SPPiRE; the evolution of a multimorbidity intervention in the context of emerging evidence.
Problem
Multimorbidity guidelines recommend tailoring care to the individual and eliciting treatment priorities but specific recommendations are often missing. Developing and evaluating a complex intervention takes a considerable period of time, often by the time an intervention is ready for evaluation in a definitive randomised controlled trial (RCT) the context of the evidence base may have evolved. To avoid research waste, it is imperative that intervention design and evaluation is an iterative and adaptive process incorporating emerging evidence and novel concepts. The aim of this study is to describe the evolution of a multimorbidity intervention in this context of a rapidly evolving evidence.
Approach
The core components of the original effective intervention were identified and maintained and following an overview of the literature, novel components were added and modifications made to discretionary components. A framework that was developed to describe intervention modification was employed to describe the key features of the intervention and its evaluation that were modified.

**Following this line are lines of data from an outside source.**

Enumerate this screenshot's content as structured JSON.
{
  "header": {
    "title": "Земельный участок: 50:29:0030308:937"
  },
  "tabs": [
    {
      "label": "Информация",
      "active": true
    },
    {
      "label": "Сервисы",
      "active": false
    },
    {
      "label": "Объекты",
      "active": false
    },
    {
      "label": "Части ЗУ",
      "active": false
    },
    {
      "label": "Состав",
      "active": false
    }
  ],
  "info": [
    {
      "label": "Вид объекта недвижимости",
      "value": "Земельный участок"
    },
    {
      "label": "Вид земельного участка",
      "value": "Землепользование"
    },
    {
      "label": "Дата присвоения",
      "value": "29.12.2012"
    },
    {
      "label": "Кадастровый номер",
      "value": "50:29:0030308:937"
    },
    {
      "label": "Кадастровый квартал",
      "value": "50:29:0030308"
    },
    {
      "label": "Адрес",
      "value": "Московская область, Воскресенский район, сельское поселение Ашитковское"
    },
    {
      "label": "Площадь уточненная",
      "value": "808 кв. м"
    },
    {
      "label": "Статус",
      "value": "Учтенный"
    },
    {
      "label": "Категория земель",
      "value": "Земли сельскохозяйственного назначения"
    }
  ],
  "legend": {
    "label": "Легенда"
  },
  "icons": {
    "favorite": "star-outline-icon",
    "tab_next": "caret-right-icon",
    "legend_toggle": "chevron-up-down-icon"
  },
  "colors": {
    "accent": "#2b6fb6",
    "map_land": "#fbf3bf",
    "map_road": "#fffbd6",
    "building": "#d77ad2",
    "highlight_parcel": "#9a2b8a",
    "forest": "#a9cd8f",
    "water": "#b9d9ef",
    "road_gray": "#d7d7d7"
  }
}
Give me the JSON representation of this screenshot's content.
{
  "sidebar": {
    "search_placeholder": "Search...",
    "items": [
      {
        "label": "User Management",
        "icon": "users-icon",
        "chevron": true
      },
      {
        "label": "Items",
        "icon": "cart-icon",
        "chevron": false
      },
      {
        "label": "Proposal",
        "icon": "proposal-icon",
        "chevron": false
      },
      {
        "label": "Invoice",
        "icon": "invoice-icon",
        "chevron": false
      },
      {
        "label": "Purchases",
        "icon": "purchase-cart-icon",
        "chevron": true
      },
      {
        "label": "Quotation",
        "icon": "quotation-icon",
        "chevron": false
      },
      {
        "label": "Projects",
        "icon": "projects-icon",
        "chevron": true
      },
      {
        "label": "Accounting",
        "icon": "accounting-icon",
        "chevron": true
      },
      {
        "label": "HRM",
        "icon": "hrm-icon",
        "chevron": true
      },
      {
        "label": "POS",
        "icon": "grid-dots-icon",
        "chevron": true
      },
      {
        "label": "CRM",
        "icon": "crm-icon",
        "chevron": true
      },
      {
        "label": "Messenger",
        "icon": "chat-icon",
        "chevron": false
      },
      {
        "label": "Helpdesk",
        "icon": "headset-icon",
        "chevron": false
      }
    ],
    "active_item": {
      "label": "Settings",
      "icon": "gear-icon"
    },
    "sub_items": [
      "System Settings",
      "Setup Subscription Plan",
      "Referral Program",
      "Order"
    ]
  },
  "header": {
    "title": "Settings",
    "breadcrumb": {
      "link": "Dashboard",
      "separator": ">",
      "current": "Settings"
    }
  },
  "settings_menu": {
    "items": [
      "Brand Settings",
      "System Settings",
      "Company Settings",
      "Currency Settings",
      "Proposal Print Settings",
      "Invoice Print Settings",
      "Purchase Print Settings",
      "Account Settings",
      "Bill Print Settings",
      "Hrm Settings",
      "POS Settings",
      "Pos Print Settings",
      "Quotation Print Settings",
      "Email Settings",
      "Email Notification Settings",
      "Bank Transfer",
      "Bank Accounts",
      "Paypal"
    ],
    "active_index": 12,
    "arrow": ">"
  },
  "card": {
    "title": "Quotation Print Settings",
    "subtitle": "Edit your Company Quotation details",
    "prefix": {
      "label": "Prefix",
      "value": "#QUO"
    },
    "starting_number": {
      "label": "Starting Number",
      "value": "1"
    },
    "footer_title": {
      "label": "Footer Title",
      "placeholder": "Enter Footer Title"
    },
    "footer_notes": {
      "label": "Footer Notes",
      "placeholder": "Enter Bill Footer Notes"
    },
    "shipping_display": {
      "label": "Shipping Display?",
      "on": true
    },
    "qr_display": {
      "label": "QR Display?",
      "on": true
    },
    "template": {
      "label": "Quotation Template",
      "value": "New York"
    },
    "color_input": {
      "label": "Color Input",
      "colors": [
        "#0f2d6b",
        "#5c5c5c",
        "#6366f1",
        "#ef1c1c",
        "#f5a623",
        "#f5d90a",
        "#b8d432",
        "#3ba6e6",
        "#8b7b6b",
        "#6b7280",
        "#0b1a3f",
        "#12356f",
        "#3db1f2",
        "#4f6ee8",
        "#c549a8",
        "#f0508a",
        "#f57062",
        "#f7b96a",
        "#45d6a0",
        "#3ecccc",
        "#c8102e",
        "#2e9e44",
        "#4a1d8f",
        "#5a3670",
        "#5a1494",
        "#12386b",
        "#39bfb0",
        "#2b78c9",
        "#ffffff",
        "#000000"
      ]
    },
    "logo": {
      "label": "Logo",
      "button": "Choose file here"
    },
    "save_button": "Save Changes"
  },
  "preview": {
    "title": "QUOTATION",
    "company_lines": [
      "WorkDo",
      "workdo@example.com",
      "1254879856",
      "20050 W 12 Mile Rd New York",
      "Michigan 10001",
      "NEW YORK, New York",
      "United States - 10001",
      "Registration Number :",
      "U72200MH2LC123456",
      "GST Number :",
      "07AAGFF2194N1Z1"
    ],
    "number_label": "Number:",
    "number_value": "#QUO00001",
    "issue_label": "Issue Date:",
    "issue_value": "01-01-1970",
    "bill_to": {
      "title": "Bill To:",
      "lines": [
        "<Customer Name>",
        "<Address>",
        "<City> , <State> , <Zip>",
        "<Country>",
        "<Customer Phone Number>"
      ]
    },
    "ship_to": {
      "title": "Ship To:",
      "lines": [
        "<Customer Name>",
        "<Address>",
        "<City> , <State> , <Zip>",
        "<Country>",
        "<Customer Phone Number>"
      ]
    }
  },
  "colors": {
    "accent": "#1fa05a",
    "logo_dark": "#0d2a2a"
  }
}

These are:• The context in which the intervention is delivered.• The content of the intervention.• The evaluation of the intervention.
Findings
Supporting prescribing in older adults with multimorbidity (SPPiRE) is a cluster RCT that was designed to evaluate the effectiveness of a complex intervention comprising a web guided medication review and professional training in reducing polypharmacy and potentially inappropriate prescribing (PIP) in older adults on 15 or more regular medicines in Irish primary care. SPPiRE built on a previous trial, Optimising prescribing for older people in primary care (OPTI-SCRIPT), which was an exploratory cluster RCT that demonstrated that a web guided medication review was effective in reducing PIP in older adults in primary care. Due to the evolving evidence base and the results of another RCT looking at a similar problem, the research question was reconsidered and the population under investigation changed from older people with an identified PIP to older people with significant polypharmacy, a proxy marker for complex multimorbidity. The core component of the OPTI-SCRIPT intervention, a GP delivered web-guided medication review, was maintained and additional components including an assessment of patient treatment priorities. To assess the effect of these new components, an additional primary outcome measure, the number of repeat medicines was included as were additional patient reported secondary outcome measures including a multimorbidity treatment burden score.
Consequences
Intervention modification is different from “intervention drift” or unplanned changes that are assessed in a trial’s process evaluation. A framework that has been implemented in public health research was adapted and used to systematically describe how and why the original OPTI-SCRIPT intervention was modified, allowing SPPiRE to build upon an effective and robustly developed intervention but also to be relevant in the context of the current literature and evidence base.